In three studies, markedly elevated BNP levels, but very weak correlations (r = 0.4) or even no significant correlations, between PCWP and BNP have been found in ICU patients requiring invasive monitoring, of whom a considerable percentage had sepsis (Table 3). Of particular interest are the findings by Jefic and coworkers, who found that BNP level could not differentiate high vs low PCWP respiratory failure. Whereas BNP level was not related to PCWP, a weak inverse correlation between BNP and LVSWI (r = -0.48) has been found. However, there was no significant difference in BNP levels between patients with an LVSWI of > 35 g/m/m2 and those with an LVSWI of < 35 g/m/m2. It is important to recognize that the degree of BNP elevation in patients with sepsis can be considerably high, even though a cardiac disorder is not obvious. A small retrospective analysis revealed that BNP levels in patients with sepsis and preserved systolic left ventricular function can be as high as that in patients admitted to the hospital because of CHF due to severely impaired systolic left ventricular function (sepsis, six of eight patients with a BNP level of > 1,000 pg/mL; CHF, five of eight patients with BNP of > 1,000 pg/mL) [Fig 1]. read only
Mechanism of BNP Release: BNP is obviously not a reliable predictor of cardiac performance expressed as LVEF in patients with sepsis, which is not surprising, however. Data from the Breathing Not Properly Multinational study suggest that BNP has only a modest discriminatory value in differentiating patients with preserved LVEF from those with impaired LVEF in the emergency department setting, and thus LVEF cannot be estimated relying on a patient’s BNP level. In addition, as systemic vascular resistance can be markedly lowered in patients with sepsis leading to unloading of the left ventricle, intrinsic myocardial depression, as measured by LVSWI, can be present even if the echocardio-graphically assessed LVEF is preserved. In contrast to systolic left ventricular function, a clear correlation between the degree of left ventricular diastolic dysfunction (ie, impaired relaxation, pseudonormal pattern, and restrictive pattern) and BNP levels has been identified previously. As left ventricular diastolic dysfunction has been found in patients with sepsis, it might contribute to the raised BNP levels in patients with sepsis and preserved LVEF. However, the relationship between parameters of left ventricular diastolic function and BNP has not been evaluated systematically in previous studies in this setting.
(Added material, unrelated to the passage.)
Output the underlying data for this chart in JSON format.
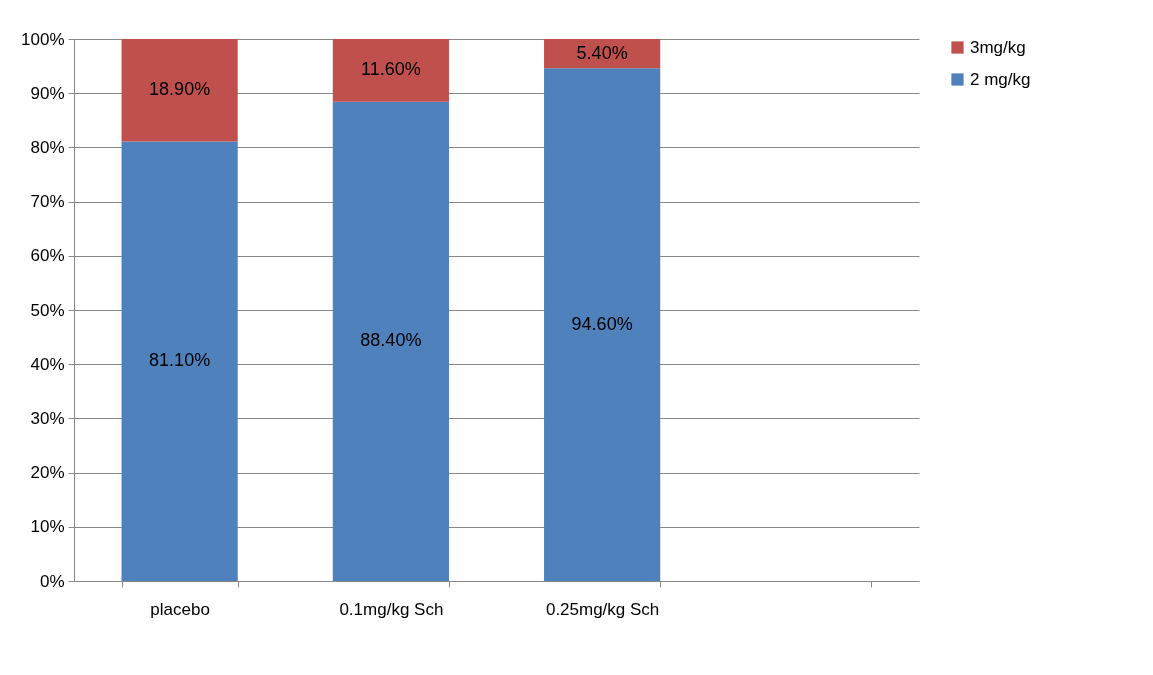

Figure 1. Comparison of BNP levels in eight patients with CHF due to severely impaired LVEF (systolic CHF [S-CHF]) and eight patients with sepsis, severe sepsis, or septic shock. S-CHF group: mean LVEF, 23 ± 3.9%. Sepsis group: mean LVEF, 64.4 ± 4.9%; p < 0.0001. Note the very similar BNP levels in the two groups despite a highly significant difference in LVEF. The data are from Maeder et al.